En su más reciente intervención, Miguel Uribe, candidato a la presidencia de Colombia, pronunció palabras de profundo impacto: «un país sin violencia es mi propósito de vida». Estas declaraciones se emitieron durante la convención de Asobancaria en Cartagena, donde Uribe mostró su entusiasmo habitual en los pasillos, vistiendo su característica camisa blanca al interactuar con los asistentes. Su discurso y compromisos comenzaron a resonar fuerte en un contexto político cargado de tensiones.
El momento culminante de su participación llegó durante el debate de candidatos, donde Uribe reflexionó sobre su experiencia personal en relación con la guerra. A la pregunta sobre sus aspiraciones presidenciales, enfatizó su determinación de prevenir que otras familias sufran como él lo hizo: «No estamos dispuestos a que otras familias lo vivan». Destacando que la paz no puede confundirse con impunidad, subrayó que la seguridad es el único camino viable hacia un futuro pacífico.

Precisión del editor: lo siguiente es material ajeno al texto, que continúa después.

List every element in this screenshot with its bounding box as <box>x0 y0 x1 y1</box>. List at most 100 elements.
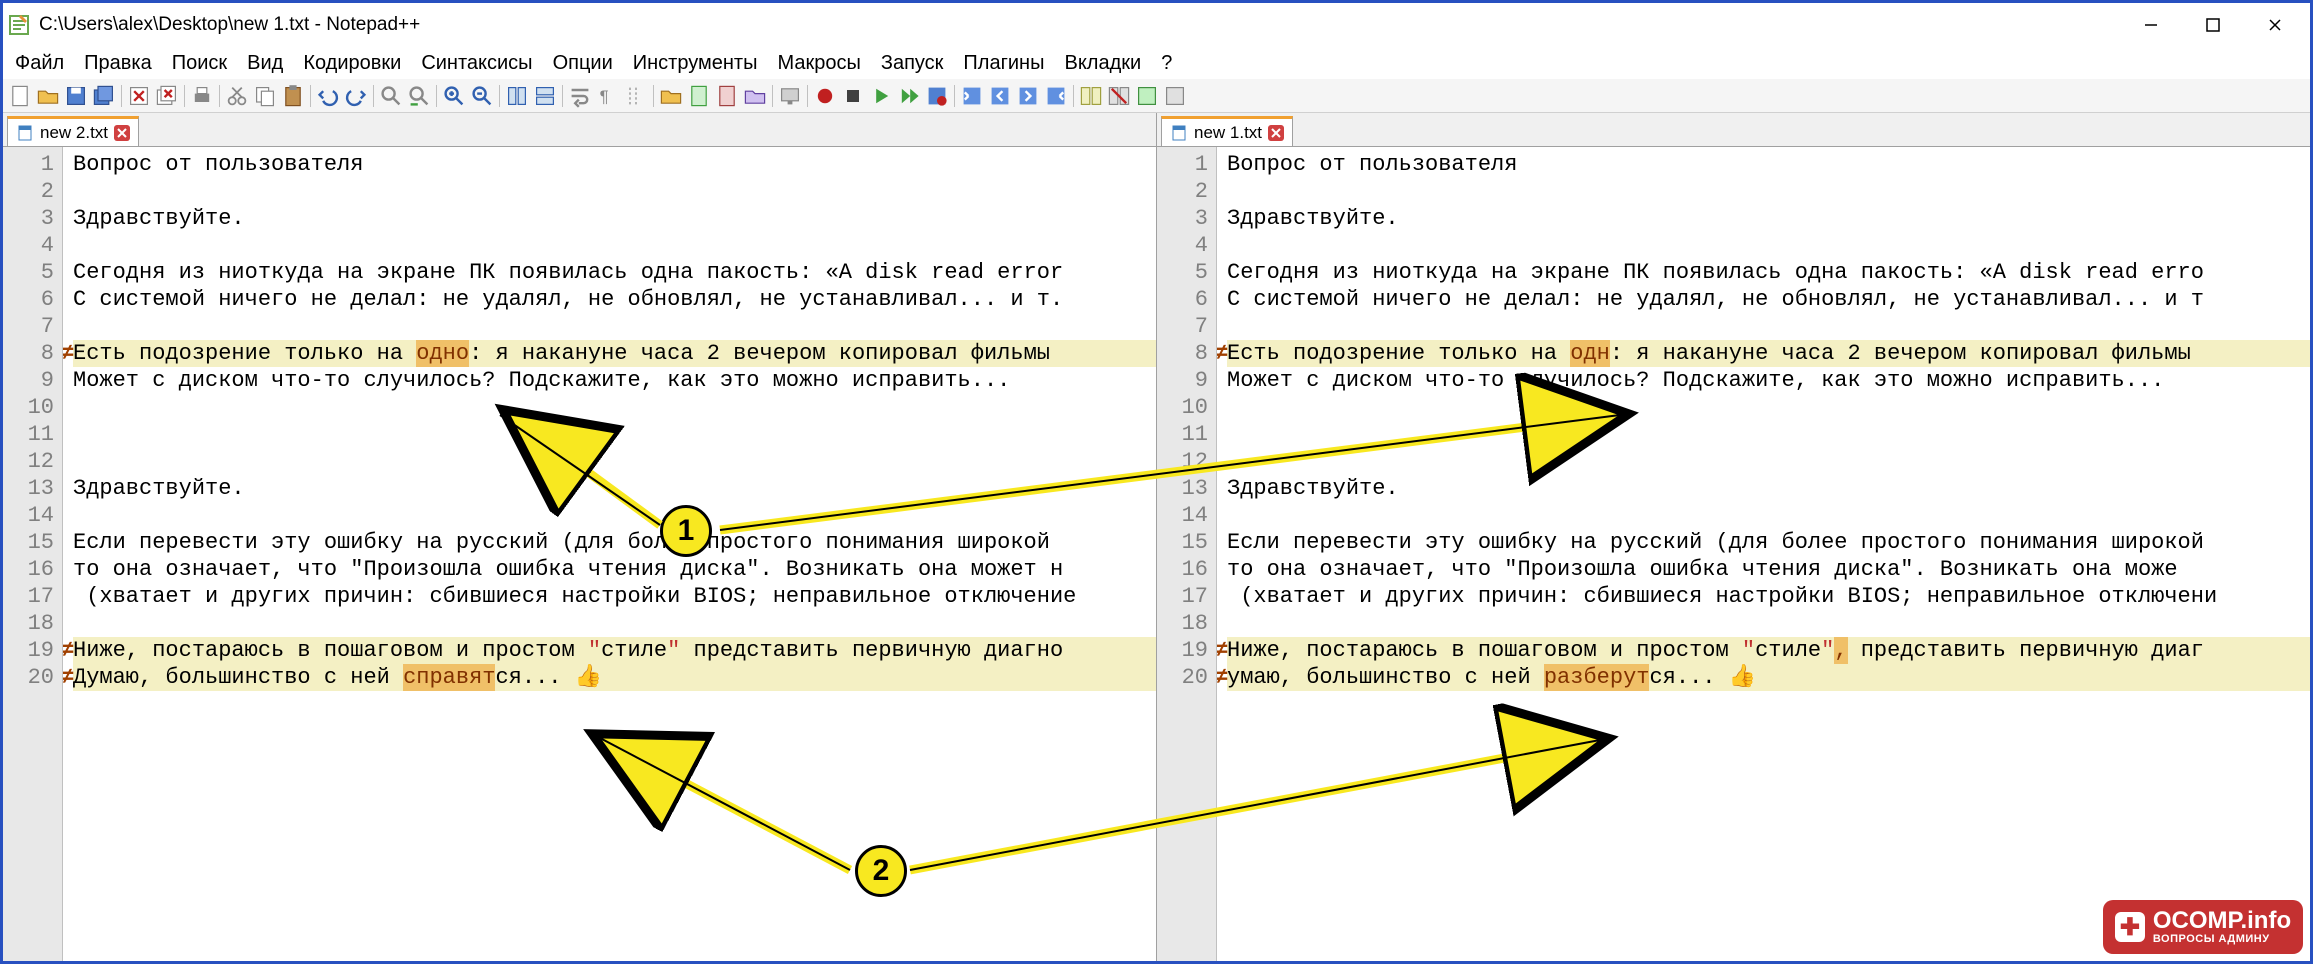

Uribe se planteó un ambicioso objetivo presidencial: conducir a Colombia hacia un «salto gigante hacia el futuro», un reto que, según él, podría lograrse en solo cuatro años. Afirmó que este progreso comenzaría con la garantía de seguridad, vital para fomentar la inversión y el empleo. «Sin seguridad no hay nada», puntualizó, defendiendo que el empleo es la herramienta social más poderosa para combatir el hambre y la pobreza extrema.
Al ser cuestionado acerca del reciente decreto del presidente Gustavo Petro que convoca a una consulta popular, Uribe no dudó en expresar su rechazo. Anunció la preparación de una demanda para desafiar esta convocatoria, afirmando que el actual gobierno está socavando la Constitución y la separación de poderes. «Estamos dispuestos a enfrentar y detener a este gobierno», declaró, apelando a los ciudadanos a unirse en defensa de la democracia.

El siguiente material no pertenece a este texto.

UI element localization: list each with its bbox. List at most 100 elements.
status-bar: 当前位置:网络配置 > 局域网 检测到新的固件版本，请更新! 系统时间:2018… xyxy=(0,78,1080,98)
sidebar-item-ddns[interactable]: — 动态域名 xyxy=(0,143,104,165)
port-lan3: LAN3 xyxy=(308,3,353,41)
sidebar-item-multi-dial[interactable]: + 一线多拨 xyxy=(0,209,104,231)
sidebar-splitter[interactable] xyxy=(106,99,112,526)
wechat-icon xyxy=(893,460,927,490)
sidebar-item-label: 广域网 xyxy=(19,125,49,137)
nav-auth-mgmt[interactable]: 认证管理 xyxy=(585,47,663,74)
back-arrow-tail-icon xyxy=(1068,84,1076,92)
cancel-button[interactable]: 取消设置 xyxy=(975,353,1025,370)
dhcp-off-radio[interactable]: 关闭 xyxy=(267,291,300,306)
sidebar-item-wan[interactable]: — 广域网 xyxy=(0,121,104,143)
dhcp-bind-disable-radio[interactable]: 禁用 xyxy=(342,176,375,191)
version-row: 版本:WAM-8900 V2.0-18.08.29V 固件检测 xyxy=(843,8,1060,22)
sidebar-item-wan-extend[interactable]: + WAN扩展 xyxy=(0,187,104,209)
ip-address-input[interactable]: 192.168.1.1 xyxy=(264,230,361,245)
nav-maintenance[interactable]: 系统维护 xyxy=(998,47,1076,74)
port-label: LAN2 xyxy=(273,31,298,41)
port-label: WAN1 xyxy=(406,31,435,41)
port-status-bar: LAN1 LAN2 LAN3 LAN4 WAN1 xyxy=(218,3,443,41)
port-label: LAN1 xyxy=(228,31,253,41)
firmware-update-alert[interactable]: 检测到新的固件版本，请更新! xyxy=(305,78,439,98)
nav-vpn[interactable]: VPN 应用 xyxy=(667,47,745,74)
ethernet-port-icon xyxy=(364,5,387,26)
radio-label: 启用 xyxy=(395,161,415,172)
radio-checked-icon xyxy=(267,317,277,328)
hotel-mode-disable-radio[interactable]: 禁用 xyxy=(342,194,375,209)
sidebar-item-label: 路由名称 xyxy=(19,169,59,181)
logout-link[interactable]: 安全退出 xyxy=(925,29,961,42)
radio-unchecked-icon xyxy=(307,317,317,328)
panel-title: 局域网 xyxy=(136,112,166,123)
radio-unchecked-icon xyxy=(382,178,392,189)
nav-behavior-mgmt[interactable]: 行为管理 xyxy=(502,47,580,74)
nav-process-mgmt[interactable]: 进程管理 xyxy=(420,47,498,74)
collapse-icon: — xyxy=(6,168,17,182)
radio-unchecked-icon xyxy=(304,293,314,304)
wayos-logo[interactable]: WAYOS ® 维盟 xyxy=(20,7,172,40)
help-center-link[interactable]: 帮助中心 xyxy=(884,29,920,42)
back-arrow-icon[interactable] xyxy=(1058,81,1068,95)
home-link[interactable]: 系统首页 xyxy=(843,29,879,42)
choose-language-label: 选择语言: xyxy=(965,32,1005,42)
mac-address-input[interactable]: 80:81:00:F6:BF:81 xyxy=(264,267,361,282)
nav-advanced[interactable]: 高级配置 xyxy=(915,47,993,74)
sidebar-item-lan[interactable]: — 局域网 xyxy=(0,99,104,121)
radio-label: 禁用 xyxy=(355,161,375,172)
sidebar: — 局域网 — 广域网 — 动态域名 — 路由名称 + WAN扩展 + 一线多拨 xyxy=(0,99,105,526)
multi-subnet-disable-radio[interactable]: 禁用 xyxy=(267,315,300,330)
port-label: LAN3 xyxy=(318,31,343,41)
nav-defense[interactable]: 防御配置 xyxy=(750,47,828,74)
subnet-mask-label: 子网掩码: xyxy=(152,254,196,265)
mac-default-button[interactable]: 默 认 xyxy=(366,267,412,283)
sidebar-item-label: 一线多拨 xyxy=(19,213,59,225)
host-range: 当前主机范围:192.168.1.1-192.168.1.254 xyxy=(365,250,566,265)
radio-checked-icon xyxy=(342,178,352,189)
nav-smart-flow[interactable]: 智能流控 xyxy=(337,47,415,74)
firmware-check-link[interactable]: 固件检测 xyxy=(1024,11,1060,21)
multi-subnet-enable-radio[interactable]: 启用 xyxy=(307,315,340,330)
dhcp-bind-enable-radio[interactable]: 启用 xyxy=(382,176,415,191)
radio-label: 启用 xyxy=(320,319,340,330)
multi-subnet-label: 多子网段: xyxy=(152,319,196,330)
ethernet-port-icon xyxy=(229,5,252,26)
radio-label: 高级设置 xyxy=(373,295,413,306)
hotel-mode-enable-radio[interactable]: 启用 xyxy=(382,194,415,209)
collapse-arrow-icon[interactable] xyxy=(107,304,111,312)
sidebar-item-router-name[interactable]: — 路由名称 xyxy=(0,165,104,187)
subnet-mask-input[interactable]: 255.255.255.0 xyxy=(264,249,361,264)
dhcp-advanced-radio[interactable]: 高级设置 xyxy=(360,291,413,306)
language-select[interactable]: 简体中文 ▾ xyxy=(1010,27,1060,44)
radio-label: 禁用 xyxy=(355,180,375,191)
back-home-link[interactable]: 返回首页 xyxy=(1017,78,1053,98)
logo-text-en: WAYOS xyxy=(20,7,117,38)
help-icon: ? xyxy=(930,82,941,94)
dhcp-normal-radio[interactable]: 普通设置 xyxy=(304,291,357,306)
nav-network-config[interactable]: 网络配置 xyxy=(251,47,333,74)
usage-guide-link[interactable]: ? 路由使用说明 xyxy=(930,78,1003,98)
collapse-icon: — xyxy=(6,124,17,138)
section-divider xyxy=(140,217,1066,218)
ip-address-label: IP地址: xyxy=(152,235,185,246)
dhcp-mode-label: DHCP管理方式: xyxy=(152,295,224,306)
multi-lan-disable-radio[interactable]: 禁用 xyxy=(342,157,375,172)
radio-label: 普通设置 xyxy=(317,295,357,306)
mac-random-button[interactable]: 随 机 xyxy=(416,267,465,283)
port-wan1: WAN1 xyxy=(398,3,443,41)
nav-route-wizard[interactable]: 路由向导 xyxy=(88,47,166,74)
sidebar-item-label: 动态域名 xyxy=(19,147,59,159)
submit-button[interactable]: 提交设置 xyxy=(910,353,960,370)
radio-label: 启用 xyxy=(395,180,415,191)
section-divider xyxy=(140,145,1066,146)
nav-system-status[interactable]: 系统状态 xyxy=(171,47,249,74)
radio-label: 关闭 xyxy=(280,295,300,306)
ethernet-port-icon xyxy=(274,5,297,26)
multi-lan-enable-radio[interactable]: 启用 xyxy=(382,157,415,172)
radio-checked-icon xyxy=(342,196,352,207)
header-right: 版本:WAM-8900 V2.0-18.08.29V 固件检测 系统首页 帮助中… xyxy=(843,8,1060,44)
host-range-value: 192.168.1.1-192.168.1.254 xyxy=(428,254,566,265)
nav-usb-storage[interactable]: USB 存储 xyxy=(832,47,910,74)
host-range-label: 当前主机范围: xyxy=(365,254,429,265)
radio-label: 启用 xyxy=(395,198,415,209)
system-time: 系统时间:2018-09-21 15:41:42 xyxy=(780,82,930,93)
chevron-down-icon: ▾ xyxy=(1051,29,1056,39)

Durante el mismo evento, Uribe lanzó su advertencia contra el nuevo ministro de Justicia, Eduardo Montealegre, manifestando que se presentará una moción de censura en su contra por promover lo que considera una ruptura constitucional. Esta declaración provocó una respuesta inmediata del presidente Petro en redes sociales, quien criticó la postura de Uribe y su legado familiar. Finalmente, Uribe concluyó su intervención apelando a la unidad y resistencia ante las amenazas del gobierno actual: «No nos vamos a rendir».